The first parameter of the constructor of the OpenFlipperThread class denotes the identifier of the thread. We will use this id to reference our thread later on. The signal startJob() just tells the core that we are about to add a new thread named "My thread" and having "My thread's description" as the description (OpenFlipper displays this in the process manager). The third and fourth parameter determine the progress scale (here going from 0 to 100). This should ideally correspond to the number of steps the thread's process consists of with desireably equal computation time per step. This is later used to inform the user about the progress of our process. The last parameter indicates whether the process should be blocking or not. If it is declared as blocking, all input to OpenFlipper will be ignored until the processing has finished. If a thread is declared as non-blocking, the thread will appear in OpenFlipper's process manager and the user will be able to normally use OpenFlipper while the thread is running in the background.

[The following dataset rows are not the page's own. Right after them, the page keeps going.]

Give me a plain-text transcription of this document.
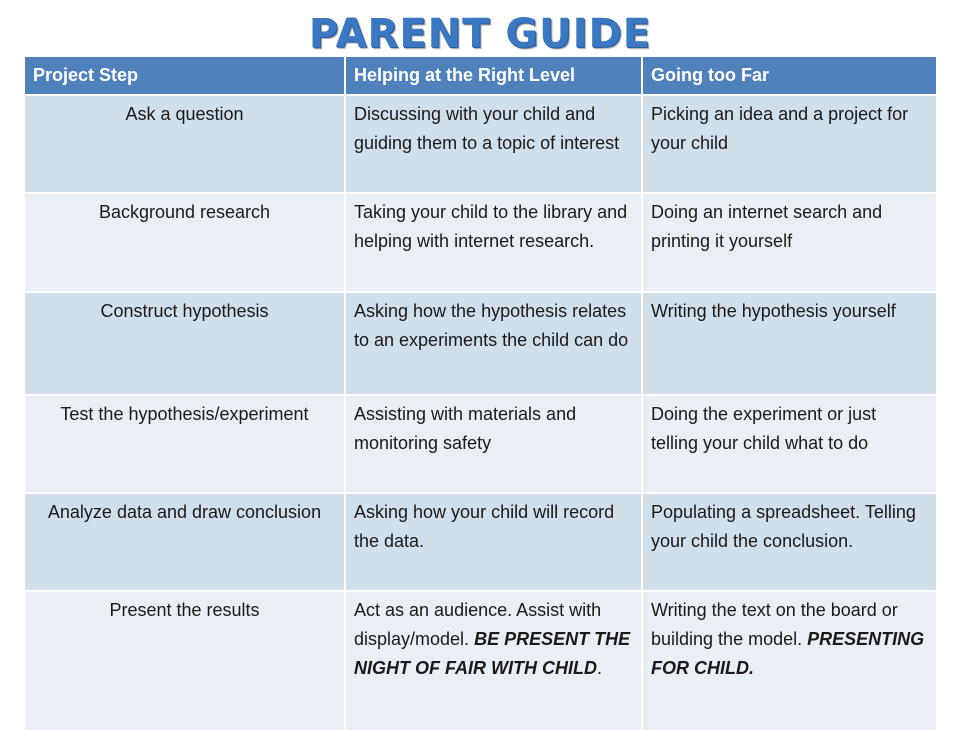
PARENT GUIDE
Project Step	Helping at the Right Level	Going too Far
Ask a question	Discussing with your child and guiding them to a topic of interest	Picking an idea and a project for your child
Background research	Taking your child to the library and helping with internet research.	Doing an internet search and printing it yourself
Construct hypothesis	Asking how the hypothesis relates to an experiments the child can do	Writing the hypothesis yourself
Test the hypothesis/experiment	Assisting with materials and monitoring safety	Doing the experiment or just telling your child what to do
Analyze data and draw conclusion	Asking how your child will record the data.	Populating a spreadsheet. Telling your child the conclusion.
Present the results	Act as an audience. Assist with display/model. BE PRESENT THE NIGHT OF FAIR WITH CHILD.	Writing the text on the board or building the model. PRESENTING FOR CHILD.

The next thing we do is connecting the thread's signal to local signals/slots in order to keep track of updates concering the processing of our thread:

connect(thread, SIGNAL(finished(QString)), this, SIGNAL(finishJob(QString)));
connect(thread, SIGNAL(function(QString)), this, SLOT(testFunctionThread(QString)), Qt::DirectConnection);

The thread emits the finished() signal when processing is done and the thread has been destroyed. We need to make sure to at least connect this signal to the global finishJob() signal of the ProcessInterface so that the thread is removed from the process manager window. Additionally, if we want to do additional steps after the processing has finished (e.g. call updatedObject() so that our change to an object are made visible), we can connect finished() to a function that takes care of that.

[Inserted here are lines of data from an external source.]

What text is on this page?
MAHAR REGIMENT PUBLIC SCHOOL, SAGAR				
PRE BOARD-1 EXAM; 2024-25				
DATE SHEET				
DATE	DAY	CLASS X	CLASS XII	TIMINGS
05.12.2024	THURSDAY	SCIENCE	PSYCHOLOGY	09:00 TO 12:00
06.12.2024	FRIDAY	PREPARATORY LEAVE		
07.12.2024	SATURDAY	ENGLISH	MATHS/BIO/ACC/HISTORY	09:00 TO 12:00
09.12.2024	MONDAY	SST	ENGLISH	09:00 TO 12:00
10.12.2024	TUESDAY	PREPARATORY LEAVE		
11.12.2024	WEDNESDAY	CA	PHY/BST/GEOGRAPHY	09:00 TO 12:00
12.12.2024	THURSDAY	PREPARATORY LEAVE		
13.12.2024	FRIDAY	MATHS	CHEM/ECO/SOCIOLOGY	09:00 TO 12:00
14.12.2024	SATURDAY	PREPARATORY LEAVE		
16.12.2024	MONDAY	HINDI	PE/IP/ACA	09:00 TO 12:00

The function() signal needs to be connected to the function that will actually be processed in the thread. Once having connected these signals, we're about to start our thread:

// Launch the thread
thread->start();
// Start processing of the function code (connected via signal OpenFlipperThread::function())
thread->startProcessing();

Now our function is processed within a new thread and either OpenFlipper's process manager or a blocking widget showing the thread's progress pops up (depending on whether the thread is declared to be blocking or not). So the only thing that is still left to take core of is the continuous update of the thread's progress state. Assuming we run the following function in a separate thread:

void testFunctionThread(QString _jobId) {
for (int i = 0 ; i < 1000000; ++i) {
// Emit new progress state
if(i % 10000 == 0)
emit setJobState(_jobId, (int)(i / 10000));
if(i == 500000) {
// When half of the processing is finished
// change the job's description
emit setJobDescription(_jobId, "Half way done");
}
}
}

This function contains a loop incrementing variable i one million times. Each 10000-th iteration we emit the signal setJobState(QString,int) where we set the second parameter to an integer value between 0 and 100 (remember that we set these limits at the beginning when emitting the startJob() signal). OpenFlipper now updates its progress bar state to the new value (scaled to a percentage of the interval that was defined in startJob). If half of the loop is processed (i == 500000), we additionally want to update the progresses' description that is also displayed in OpenFlipper's progress manager or the blocking widget of the thread, respectively.